OMG, AYFKM? The “F” standing for “fully,” of course? 😉
I made myself read the rest of Ms. Velez-Mitchell’s article in spite of my immediate visceral reaction to that… that… well, that; but I’ll tell you right now, I didn’t want to.
See, there’s this thing about human nature: If in an argument an example used to make a point demonstrates ignorance of reality as a human being sees it, that same human being will consider the point itself equally ignorant.
And from there, from that, most human beings will read all kinds of things into the motives of those trying to claim it fact, most if not all of them, unkind.
Why is there debate about whether or not climate change is really happening? Right there is your answer.
What people have grown up with, have heard about and perhaps dealt with all their lives, is being presented as evidence not only that climate change is happening but that it’s an immediate, high-level emergency that must be dealt with right now. A crisis.
Normalcy doesn’t equal crisis in most people’s minds.
I don’t consider a bunch of tornadoes proof of anything other than life in the Midwest has its risks. My wife considers wildfires in California proof of nothing more than that Santa Ana winds fan flames quickly. She grew up there. She remembers it having fires every year.
If you tell either of us it’s proof the climate is changing and unless we do something fast we’re doomed, most likely we’ll ignore you. Your fear doesn’t equate with our facts. We think you’re trying to manipulate us.
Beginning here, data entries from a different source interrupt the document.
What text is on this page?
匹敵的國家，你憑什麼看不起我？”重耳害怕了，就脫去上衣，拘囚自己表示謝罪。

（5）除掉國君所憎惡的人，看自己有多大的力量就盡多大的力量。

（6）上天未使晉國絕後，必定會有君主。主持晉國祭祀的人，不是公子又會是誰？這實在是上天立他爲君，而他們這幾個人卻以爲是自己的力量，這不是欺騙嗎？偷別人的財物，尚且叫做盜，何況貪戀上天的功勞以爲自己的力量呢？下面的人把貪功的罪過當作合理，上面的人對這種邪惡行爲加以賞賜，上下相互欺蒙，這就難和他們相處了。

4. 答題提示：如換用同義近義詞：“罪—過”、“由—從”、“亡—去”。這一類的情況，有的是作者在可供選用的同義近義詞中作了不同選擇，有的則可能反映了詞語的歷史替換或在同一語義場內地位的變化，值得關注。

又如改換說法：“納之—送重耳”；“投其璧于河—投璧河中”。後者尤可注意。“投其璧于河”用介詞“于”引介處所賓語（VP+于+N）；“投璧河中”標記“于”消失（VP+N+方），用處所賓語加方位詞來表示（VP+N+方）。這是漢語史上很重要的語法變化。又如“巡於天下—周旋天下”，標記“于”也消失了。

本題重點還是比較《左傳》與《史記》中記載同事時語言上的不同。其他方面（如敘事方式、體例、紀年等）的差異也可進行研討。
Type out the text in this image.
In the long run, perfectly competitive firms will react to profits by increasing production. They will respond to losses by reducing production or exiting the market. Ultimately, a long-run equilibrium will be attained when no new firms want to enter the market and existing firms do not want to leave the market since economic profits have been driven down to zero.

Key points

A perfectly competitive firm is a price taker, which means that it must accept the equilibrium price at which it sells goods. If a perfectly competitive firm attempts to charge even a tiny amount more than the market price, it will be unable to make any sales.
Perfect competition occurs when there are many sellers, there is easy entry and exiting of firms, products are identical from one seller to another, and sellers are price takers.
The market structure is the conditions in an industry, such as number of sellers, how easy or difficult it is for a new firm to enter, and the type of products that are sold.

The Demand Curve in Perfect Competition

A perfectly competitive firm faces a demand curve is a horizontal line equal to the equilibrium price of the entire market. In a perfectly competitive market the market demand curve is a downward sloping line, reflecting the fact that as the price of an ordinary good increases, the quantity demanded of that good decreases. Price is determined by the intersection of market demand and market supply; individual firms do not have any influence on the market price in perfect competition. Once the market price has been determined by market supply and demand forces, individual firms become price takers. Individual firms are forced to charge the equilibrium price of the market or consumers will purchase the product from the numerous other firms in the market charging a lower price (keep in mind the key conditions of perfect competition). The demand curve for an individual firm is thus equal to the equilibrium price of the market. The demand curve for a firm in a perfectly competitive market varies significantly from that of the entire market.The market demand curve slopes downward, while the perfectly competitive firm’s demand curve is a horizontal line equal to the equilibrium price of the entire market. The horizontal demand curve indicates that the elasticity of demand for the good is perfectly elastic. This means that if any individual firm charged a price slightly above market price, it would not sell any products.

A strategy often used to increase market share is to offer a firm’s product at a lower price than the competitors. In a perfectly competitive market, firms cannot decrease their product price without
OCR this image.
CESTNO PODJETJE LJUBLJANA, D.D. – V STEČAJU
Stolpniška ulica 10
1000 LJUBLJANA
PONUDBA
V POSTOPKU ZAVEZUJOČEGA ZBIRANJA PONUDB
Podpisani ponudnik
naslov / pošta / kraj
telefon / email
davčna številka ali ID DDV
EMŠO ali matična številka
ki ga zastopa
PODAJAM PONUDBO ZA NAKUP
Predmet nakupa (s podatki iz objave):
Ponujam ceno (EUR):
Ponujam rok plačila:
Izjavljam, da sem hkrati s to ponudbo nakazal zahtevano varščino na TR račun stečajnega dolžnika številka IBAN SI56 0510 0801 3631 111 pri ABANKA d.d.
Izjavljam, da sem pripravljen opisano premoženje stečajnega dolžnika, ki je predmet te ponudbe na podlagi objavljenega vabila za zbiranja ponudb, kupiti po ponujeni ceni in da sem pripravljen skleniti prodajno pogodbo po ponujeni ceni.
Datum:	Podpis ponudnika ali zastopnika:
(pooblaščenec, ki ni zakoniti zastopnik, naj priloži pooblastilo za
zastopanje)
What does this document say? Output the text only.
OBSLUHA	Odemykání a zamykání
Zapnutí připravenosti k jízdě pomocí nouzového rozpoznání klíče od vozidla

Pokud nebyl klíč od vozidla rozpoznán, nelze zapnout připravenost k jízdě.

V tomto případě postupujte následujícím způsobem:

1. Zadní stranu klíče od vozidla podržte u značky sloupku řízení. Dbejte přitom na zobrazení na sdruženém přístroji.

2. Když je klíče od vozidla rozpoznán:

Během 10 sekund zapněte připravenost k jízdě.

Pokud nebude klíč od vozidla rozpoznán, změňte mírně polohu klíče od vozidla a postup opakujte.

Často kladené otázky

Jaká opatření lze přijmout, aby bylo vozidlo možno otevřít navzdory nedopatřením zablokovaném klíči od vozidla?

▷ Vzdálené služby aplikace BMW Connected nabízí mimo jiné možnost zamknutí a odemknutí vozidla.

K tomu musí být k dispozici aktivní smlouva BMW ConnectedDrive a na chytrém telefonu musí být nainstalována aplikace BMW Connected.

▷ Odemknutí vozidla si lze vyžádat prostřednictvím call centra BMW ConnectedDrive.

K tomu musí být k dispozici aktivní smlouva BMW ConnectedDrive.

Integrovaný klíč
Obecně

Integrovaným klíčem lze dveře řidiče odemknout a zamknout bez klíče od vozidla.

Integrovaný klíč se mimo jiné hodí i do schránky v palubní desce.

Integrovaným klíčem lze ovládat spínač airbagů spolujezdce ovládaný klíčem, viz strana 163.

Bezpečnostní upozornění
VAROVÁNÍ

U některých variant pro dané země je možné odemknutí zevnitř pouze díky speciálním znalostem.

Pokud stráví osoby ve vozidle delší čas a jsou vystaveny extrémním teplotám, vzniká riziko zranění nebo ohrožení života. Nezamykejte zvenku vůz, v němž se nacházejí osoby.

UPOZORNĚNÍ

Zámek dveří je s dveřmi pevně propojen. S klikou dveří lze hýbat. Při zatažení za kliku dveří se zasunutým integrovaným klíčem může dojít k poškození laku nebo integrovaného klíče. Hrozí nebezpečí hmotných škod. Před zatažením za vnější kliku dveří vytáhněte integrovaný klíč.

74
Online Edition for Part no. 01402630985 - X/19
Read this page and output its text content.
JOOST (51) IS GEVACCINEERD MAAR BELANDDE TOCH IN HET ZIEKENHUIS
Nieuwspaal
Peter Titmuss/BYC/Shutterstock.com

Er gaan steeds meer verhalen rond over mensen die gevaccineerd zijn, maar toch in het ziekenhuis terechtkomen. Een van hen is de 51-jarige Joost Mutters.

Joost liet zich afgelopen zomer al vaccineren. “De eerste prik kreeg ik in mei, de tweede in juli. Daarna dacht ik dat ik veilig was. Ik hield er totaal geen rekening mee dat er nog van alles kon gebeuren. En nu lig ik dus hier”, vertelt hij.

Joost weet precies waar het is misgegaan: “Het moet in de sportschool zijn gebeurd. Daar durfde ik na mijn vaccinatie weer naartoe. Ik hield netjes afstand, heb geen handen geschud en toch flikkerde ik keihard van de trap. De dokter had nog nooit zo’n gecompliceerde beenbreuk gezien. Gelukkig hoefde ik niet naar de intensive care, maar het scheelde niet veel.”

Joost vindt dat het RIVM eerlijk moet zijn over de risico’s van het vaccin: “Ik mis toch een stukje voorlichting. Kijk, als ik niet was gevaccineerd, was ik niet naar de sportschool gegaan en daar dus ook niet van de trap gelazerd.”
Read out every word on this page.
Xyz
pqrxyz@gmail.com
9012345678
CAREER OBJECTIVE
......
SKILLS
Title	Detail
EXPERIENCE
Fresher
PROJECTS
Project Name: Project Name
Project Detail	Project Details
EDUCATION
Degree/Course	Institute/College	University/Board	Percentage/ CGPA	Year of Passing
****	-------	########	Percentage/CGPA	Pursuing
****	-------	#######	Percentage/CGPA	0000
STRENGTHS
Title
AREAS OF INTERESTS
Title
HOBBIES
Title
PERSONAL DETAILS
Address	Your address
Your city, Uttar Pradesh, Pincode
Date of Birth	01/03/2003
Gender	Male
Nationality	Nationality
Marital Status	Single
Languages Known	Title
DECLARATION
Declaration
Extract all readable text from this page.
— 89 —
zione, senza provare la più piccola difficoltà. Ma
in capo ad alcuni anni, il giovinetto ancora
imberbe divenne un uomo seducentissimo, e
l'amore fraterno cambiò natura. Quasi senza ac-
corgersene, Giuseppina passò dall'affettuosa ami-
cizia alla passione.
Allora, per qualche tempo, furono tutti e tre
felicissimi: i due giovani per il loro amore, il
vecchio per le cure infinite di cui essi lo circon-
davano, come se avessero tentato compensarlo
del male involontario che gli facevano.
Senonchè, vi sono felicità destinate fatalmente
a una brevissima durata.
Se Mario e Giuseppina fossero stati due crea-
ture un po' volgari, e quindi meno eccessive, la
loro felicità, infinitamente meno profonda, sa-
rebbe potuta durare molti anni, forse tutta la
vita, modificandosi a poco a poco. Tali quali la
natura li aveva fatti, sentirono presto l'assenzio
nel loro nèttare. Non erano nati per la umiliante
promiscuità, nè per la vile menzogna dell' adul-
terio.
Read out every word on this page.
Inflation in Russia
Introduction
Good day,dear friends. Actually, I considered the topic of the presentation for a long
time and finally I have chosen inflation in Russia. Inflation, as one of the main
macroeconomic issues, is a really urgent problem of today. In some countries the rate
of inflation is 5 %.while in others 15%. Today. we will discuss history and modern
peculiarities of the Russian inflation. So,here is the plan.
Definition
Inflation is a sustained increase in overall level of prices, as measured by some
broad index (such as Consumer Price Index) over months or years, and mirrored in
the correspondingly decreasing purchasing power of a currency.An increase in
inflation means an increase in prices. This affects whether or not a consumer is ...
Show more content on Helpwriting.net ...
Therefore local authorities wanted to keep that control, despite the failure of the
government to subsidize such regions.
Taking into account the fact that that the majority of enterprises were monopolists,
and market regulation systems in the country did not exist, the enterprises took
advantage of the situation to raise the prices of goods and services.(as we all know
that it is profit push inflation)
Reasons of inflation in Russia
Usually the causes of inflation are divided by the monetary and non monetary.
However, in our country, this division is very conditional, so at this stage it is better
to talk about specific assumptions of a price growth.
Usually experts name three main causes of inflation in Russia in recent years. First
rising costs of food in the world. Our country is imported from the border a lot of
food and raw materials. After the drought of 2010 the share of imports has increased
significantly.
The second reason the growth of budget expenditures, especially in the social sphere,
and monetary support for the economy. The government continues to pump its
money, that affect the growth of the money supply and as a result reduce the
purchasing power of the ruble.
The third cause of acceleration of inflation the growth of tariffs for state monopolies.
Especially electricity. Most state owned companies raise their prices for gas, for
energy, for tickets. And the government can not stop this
We resent it. Thoroughly.
Just so you know, this is from someone who believes climate change is real.
How much of a threat it is, is hypothetical at this point. But it is happening, and it’s wise to apply thought and resources toward determining why it’s happening, if it’s natural or man-made–I don’t buy that already being settled; little people, big Earth–if it can be stopped, if it can’t, how best to deal with it; if it can, whether or not it should be. All this should be done.
But it should not be done with fear.
It should not be done with ignorance.
Manipulating people through fear and ignorance is a guaranteed, time-tested, historically-proven way NOT to get something done in the long term. Anything good, anyway.
Yet it seems today for any cause, any belief, any action, they’re the very first things our so-called leaders go for.
No wonder we’ve become so polarized as a country. No one knows what to think anymore because no one appears to know how.
I would love to see a new age of reason in this country.
Just once–let’s use climate change as an example–I would love to see someone in a high place say, “Look, whether or not we believe this is real or not is irrelevant. It’s beside the point. If there’s evidence that it is happening, wouldn’t it benefit us all to take the time and the research necessary to know how best to deal with it? Surely we’re smart enough we can do that without it costing anyone his way of life, if we think about it, if we apply ourselves to it. Why, we might find ways to improve everyone’s lives along the way whether it’s really happening or not. This doesn’t need to be a crisis. It’s simply a challenge, and any challenge we’ve faced together before, as one, we’ve met successfully, the record proves it. Nothing makes this one any different. So let’s just deal with it, as one, together. What say you?”
I’d be a lot more receptive to that approach. Wouldn’t you?